Transfiguradas pela literatura, algumas recordações dessas estadias reaparecem no primeiro volume de À la recherche du temps perdu, Du côté de chez Swann. A casa da família Amiot tornou-se assim a casa de « tante Léonie », o seu quarto o centro de uma Combray imaginária e os seus jardins os passeios de um mundo reencontrado.
Transformada em museu no final da década de 1960 por iniciativa da Société des Amis de Marcel Proust, a casa abriu ao público em 1972. Integralmente restaurada entre 2022 e 2024, é hoje reconhecida como « musée de France » e é cuidadosamente preservada, respeitando a autenticidade dos lugares tal como o jovem Proust os conheceu.
« …aussitôt la vieille maison grise sur la rue, où était sa chambre, vint comme un décor de théâtre s’appliquer au petit pavillon donnant sur le jardin… »
Marcel Proust — Du côté de chez Swann
A experiência da visita
As duas faces da casa
A primeira face
Uma casa vivida
Ao entrar na Maison de Tante Léonie, entra-se antes de mais numa casa. O mobiliário é o da família Amiot. Os pratos pintados, os vitrais coloridos da sala de jantar, o quarto no primeiro andar com as duas janelas para a rua — tudo foi preservado tal como o jovem Marcel Proust o conheceu. Esta autenticidade é rara. Cria uma presença, uma intimidade imediata com o lugar e com o escritor que ali se formou.
A segunda face
Um museu vivo
Reconhecida como « musée de France », a casa alberga também uma verdadeira coleção museológica: objetos que pertenceram a Marcel Proust e à sua família, fotografias, cartas, primeiras edições e retratos de amigos — Robert de Montesquiou, Reynaldo Hahn, Céleste Albaret.
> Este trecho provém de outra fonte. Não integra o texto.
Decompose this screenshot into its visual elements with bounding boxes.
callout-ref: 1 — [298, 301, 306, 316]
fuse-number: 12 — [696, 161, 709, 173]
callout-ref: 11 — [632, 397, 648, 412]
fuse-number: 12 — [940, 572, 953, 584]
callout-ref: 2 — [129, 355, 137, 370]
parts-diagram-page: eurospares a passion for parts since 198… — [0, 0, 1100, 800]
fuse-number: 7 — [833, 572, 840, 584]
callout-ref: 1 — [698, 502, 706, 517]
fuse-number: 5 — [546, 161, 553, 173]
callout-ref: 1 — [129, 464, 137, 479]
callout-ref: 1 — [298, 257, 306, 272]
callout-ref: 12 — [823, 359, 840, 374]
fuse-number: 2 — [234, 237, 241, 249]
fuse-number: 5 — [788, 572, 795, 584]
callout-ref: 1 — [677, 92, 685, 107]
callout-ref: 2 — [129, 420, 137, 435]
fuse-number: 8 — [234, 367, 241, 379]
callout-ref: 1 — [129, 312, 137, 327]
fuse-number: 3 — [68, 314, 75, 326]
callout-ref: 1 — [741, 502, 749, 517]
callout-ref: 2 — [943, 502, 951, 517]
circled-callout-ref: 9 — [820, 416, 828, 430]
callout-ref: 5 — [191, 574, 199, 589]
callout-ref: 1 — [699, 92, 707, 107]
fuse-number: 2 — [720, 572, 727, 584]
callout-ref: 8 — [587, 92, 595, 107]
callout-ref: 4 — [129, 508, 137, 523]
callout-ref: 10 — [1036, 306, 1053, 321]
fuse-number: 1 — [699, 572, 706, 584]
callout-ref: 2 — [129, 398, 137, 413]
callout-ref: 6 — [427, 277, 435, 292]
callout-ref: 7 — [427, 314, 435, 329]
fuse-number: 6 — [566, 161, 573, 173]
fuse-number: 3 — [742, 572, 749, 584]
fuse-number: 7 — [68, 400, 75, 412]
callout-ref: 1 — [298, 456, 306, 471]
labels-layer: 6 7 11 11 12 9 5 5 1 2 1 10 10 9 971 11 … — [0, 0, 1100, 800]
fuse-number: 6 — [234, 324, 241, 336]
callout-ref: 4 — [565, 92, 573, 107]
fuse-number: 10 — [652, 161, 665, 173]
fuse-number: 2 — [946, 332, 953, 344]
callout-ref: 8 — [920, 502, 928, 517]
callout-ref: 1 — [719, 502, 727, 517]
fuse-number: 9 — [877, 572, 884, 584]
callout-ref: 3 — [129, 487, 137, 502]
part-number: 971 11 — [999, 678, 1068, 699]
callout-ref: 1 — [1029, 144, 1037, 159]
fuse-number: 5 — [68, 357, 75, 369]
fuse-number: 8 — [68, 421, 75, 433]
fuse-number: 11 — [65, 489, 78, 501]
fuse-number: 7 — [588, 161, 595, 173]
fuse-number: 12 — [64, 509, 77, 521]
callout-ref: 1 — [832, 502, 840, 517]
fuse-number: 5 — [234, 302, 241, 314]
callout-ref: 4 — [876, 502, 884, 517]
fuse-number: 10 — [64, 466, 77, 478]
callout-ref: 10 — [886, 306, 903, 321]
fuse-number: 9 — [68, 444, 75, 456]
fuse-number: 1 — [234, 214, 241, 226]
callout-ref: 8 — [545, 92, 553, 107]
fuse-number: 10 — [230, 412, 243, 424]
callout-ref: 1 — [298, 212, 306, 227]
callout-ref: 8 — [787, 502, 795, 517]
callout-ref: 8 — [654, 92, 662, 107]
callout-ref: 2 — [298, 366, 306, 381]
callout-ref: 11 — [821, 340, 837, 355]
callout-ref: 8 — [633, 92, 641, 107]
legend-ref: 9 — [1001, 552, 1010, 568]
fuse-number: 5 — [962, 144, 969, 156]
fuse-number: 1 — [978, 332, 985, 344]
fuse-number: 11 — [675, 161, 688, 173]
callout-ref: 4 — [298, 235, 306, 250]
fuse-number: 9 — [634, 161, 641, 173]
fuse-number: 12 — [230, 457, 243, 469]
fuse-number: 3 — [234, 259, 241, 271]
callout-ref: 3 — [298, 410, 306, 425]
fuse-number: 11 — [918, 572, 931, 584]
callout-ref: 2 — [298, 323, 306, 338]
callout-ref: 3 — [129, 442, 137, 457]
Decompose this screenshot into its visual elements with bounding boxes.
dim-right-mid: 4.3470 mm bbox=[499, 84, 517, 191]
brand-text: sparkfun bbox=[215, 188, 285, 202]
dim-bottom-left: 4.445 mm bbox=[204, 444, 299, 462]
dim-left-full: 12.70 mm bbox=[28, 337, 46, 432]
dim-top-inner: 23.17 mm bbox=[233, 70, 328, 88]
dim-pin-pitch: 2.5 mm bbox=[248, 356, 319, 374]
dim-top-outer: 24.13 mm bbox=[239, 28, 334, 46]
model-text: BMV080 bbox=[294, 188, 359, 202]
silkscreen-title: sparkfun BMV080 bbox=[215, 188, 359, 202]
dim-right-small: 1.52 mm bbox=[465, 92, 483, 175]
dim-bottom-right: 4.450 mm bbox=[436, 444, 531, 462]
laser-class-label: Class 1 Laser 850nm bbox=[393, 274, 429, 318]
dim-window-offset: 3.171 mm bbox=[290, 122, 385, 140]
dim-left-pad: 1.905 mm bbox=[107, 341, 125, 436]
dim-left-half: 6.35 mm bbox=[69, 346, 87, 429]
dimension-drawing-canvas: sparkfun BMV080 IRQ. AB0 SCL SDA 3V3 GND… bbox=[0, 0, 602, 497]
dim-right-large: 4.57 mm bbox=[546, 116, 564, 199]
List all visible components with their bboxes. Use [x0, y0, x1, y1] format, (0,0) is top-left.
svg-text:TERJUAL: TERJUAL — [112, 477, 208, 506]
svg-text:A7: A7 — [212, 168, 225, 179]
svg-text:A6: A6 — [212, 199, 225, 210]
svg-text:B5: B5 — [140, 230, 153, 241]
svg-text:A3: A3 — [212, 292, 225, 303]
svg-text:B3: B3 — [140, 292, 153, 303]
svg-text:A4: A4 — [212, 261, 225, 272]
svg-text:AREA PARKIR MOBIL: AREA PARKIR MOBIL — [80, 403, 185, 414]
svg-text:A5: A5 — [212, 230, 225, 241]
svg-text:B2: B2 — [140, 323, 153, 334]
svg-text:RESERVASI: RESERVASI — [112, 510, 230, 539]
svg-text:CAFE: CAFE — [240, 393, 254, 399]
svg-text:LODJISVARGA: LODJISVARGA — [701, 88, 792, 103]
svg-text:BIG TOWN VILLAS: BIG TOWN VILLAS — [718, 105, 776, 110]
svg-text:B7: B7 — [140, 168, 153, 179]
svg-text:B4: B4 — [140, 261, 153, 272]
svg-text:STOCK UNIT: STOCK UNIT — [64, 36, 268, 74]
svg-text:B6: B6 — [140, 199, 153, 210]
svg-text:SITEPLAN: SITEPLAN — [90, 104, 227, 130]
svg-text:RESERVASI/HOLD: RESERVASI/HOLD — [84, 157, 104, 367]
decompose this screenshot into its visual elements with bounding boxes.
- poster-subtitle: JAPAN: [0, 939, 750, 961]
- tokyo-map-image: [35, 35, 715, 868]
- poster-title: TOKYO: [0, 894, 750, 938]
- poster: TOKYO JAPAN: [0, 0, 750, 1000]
Estas coleções percorrem uma vida e uma obra, proporcionando ao visitante uma visão esclarecedora da génese da Recherche. A casa e o museu respondem um ao outro a cada passo, como dois caminhos que acabam por conduzir ao mesmo lugar.
E mais além
Os jardins e o Pré-Catelan
O jardim da casa e, um pouco mais longe, o Pré-Catelan — jardim exótico recriado à imagem do parque de Swann, propriedade do município de Illiers-Combray e gerido pelo Département d’Eure-et-Loir — prolongam a visita ao ar livre, sem fazerem parte, em sentido estrito, nem da Casa nem do percurso museológico. Aí percorrem-se os « deux côtés » de Combray: dois caminhos, dois mundos e a perturbadora sensação de que ficção e realidade se tornaram há muito uma só coisa.
Um encontro anual
La Journée des Aubépines
Todos os anos, em maio, quando as sebes do Pré-Catelan se cobrem de flores brancas e cor-de-rosa, a Maison de Tante Léonie celebra a Journée des Aubépines — eco direto de uma das passagens mais célebres de Du côté de chez Swann. Uma ocasião para redescobrir, nos próprios jardins que inspiraram Proust, essa flor que, para o narrador, possuía « quelque chose d’aussi individuel qu’une personnalité ».